Anne and Her Shadows

I have kept her photograph, which I purchased twenty-five years ago on my first trip to the Anne Frank House. I embarked on the narrow climb to the hiding place and later, the descent, and imagined all that had occurred in between. I was attuned to the voices of visitors speaking other languages as I looked out a window and considered the view and the sounds of Amsterdam’s streets and wondered if this is what Anne saw and heard. At that point, I withheld no emotion and unabashedly cried in front of everyone else in that room.

Only recently have I begun to comprehend the extent of her profound influence on my writing and working life which began with a spring play. As a fourteen-year-old, I auditioned for and won the role of Anne in my high school’s production of The Diary of Anne Frank. At that time, I had already read the Diary and attempted to watch a television dramatization, but couldn’t do so in one sitting as I darted in and out of the living room because of a seven-year-old’s fear. I didn’t know if what I was watching, a family living in hiding, was still happening. I wondered: “If the Frank family is in hiding, shouldn’t I be as well?”

Although the scenes appeared as mere shadows and whispers, I couldn’t make them disappear. With age came a clearer sense of past and present. Being on stage playing Anne protected me from those fears. I was engulfed in performing well without a single dropped line or missed cue. But as the fear abated, something else quietly manifested, an inner sense of responsibility.

Playing Anne, was the greatest moment in my high school life though I wish my initial reasons for being in this production were more profound.

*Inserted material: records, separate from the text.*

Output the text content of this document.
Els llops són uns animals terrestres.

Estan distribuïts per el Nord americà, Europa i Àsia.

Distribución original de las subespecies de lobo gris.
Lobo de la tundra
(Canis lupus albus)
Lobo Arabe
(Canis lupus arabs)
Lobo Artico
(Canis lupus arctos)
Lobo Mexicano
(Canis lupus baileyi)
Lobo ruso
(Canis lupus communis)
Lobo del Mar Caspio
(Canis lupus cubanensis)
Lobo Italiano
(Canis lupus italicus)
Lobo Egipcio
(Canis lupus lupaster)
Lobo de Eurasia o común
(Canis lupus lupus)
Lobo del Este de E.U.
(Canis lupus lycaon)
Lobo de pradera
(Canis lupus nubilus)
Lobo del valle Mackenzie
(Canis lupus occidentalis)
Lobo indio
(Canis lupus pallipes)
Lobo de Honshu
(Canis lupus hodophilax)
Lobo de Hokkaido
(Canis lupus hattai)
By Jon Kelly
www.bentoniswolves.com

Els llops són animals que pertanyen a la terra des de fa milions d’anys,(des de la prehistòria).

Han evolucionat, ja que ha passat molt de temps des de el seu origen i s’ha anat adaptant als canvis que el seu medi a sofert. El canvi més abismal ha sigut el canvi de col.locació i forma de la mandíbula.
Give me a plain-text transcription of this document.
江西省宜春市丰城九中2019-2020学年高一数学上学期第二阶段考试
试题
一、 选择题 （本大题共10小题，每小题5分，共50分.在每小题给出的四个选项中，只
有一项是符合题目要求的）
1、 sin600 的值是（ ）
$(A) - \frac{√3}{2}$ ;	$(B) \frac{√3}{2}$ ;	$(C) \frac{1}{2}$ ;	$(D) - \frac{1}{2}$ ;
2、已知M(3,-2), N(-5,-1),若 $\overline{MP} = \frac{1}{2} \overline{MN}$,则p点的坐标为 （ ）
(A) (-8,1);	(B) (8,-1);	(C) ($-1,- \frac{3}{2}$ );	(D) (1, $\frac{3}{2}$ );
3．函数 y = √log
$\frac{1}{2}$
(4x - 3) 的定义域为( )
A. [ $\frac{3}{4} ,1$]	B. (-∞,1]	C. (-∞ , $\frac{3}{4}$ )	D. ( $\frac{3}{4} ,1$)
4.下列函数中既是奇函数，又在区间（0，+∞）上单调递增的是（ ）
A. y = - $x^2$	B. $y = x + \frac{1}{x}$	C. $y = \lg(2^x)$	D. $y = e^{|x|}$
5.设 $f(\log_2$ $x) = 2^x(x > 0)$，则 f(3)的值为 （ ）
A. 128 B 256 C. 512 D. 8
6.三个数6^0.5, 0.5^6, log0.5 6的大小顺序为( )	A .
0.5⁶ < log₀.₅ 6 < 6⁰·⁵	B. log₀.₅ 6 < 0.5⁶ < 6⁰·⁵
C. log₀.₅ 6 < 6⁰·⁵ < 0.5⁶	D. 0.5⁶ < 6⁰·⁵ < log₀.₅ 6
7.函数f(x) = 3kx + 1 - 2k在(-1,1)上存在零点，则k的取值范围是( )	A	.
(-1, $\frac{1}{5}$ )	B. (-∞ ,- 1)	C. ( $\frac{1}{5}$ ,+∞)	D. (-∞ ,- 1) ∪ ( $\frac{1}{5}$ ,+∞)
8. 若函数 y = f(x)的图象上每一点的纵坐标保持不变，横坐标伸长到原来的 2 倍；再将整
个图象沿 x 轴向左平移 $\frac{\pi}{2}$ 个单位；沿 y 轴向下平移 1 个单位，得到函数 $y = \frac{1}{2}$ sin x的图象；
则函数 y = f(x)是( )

But as time references are vague in childhood, profundity in adolescence isn’t always achieved, and all I wanted to do at that moment was to act on stage.

I should have desired to play Anne because her heartbreakingly beautiful, and yes, profound text chronicles a historical and deeply personal experience that has spanned generations and transcended nationality and language. I should have wanted the part because her independent spirit and feminism breathe meaning and inspiration throughout the pages. Her palpable compassion, humanity and unwavering authenticity should have sufficed.

What followed was more high school theater, though nothing close to the emotional magnitude I experienced acting in Anne Frank. In college, I stopped acting to focus on writing because I wanted autonomy in my craft. There was nothing wrong with what I was writing because it was what I knew as an undergraduate, which wasn’t very much.

A serendipitous meeting with a sixty-something-year-old glamorous Belgian woman who directed a Master of Arts in Teaching program led to my work as an English as a Second Language teacher. When she asked me what I wanted, I said I wanted to go to an area of conflict and work with women and children. She didn’t actually dissuade me, but challenged me by asking what were my personal connections to war. At that time, I had none. Years later, I learned she, as a teenager in Belgium, worked with her mother in hiding Jewish families during the Holocaust and that they both had been honored.

I returned to the Anne Frank House a second time when I was in Amsterdam interviewing with an organization that uses the creative arts therapies as a modality in helping children who have experienced war. I had already taught immigrants in the United States and had worked as a drama therapist with refugee and returning women and children in Sarajevo and Tbilisi. I had pursued this work and traveled to areas of war with no intention of writing what I would witness. Perhaps it was a tacit acknowledgement of that part of my story ending. But the voices of the women I met, particularly in Sarajevo, found a steadfast place in my writing which was not yet finished, as stories of systematic rapes and the children born from those rapes became the essence of my play, The Fallen.

Someone once asked me if my life would have been different if I hadn’t been cast as Anne Frank, if I hadn’t even auditioned. Would I have engaged in work with immigrants, refugees, asylum seekers, women in war zones? Would I have told their stories? Now, if asked why I wanted to play Anne Frank, I’d have my answer.